Qu’entend-on par
« comportement sexuel transgressif » ?
Sensoa a développé un système de drapeaux (vlaggensysteem) dans lequel sont définis des critères permettant de déterminer simplement et de manière objective si un comportement sexuel est ou non transgressif :
Consentement mutuel
Toutes les personnes impliquées donnent leur accord.
Caractère volontaire
Personne n’est soumis à une quelconque forme de pression ou de contrainte.
Egalité
Les personnes impliquées sont des semblables et ne se trouvent pas dans un rapport hiérarchique ou d’autorité.
Pertinence par rapport à l’âge ou au développement
Les personnes impliquées comprennent le comportement et ses conséquences.
Pertinence par rapport au contexte ou à la situation
Le cadre est suffisamment intime.
Respect de soi
Il n’y a pas de conséquences dommageables pour les personnes impliquées.
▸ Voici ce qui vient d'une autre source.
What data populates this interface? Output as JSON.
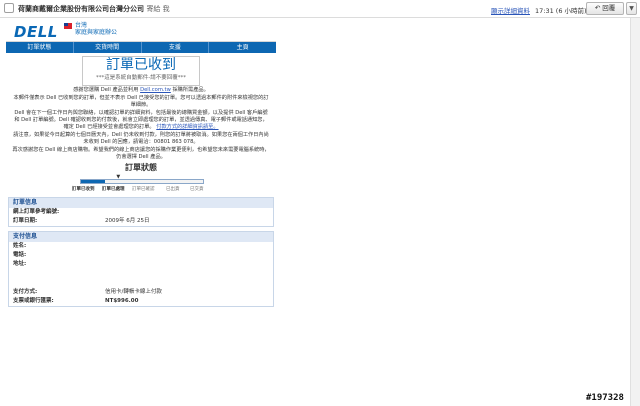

Si un ou plusieurs des critères ne sont pas rencontrés, on parle de comportement sexuel transgressif, indépendamment de la gravité ou de la forme. Cela inclut tout acte sexuel ou tentative d’acte sexuel inapproprié (mais pas nécessairement illégal), peu importe la personne, la relation entre les personnes ou l’environnement. Tout comportement sexuel transgressif peut être considéré comme une violence sexuelle.
Liste de terminologies
Il n’est pas toujours évident de déterminer quels termes peuvent ou ne peuvent pas être utilisés dans la communication concernant les comportements transgressifs à caractère sexuel. Nous avons donc listé les notions les plus importantes avec leur définition, ainsi que les erreurs ou confusions terminologiques fréquentes.
Législation
Si vous faites état d’affaires judiciaires ou évoquez la législation, vous pouvez vérifier l’exactitude des informations dans le Code pénal. Le site du SPF Justice fournit des informations complémentaires.
Auteur ?
Dans le large spectre des comportements transgressifs à caractère sexuel, il est préférable de parler « d’auteur » plutôt que de coupable, car cela est moins stigmatisant. Par ailleurs, tant que la personne ayant posé l’acte n’a pas encore fait l’objet d’une condamnation définitive, il convient de parler « d’auteur présumé » ou « de personne mise en cause ». Le journaliste doit alors également privilégier l’utilisation du conditionnel pour relater les faits.
Victime ?
Nous avons par ailleurs décidé dans ce document d’utiliser le terme de « victime » pour désigner les personnes ayant subi des comportements sexuels transgressifs. Ce choix vise à souligner l’impact de ces comportements et à aider les personnes qui les subissent à prendre conscience de la gravité de ces situations et à s’identifier comme victimes. Toutefois, il est essentiel de respecter la manière dont chaque personne se perçoit. Si possible, il est recommandé de dialoguer avec la personne concernée et d’utiliser le terme qu’elle préfère, qu’il s’agisse de « victime » , « personne ayant subi le comportement » , « survivant.e » ou tout autre terme qu’elle choisit d’adopter.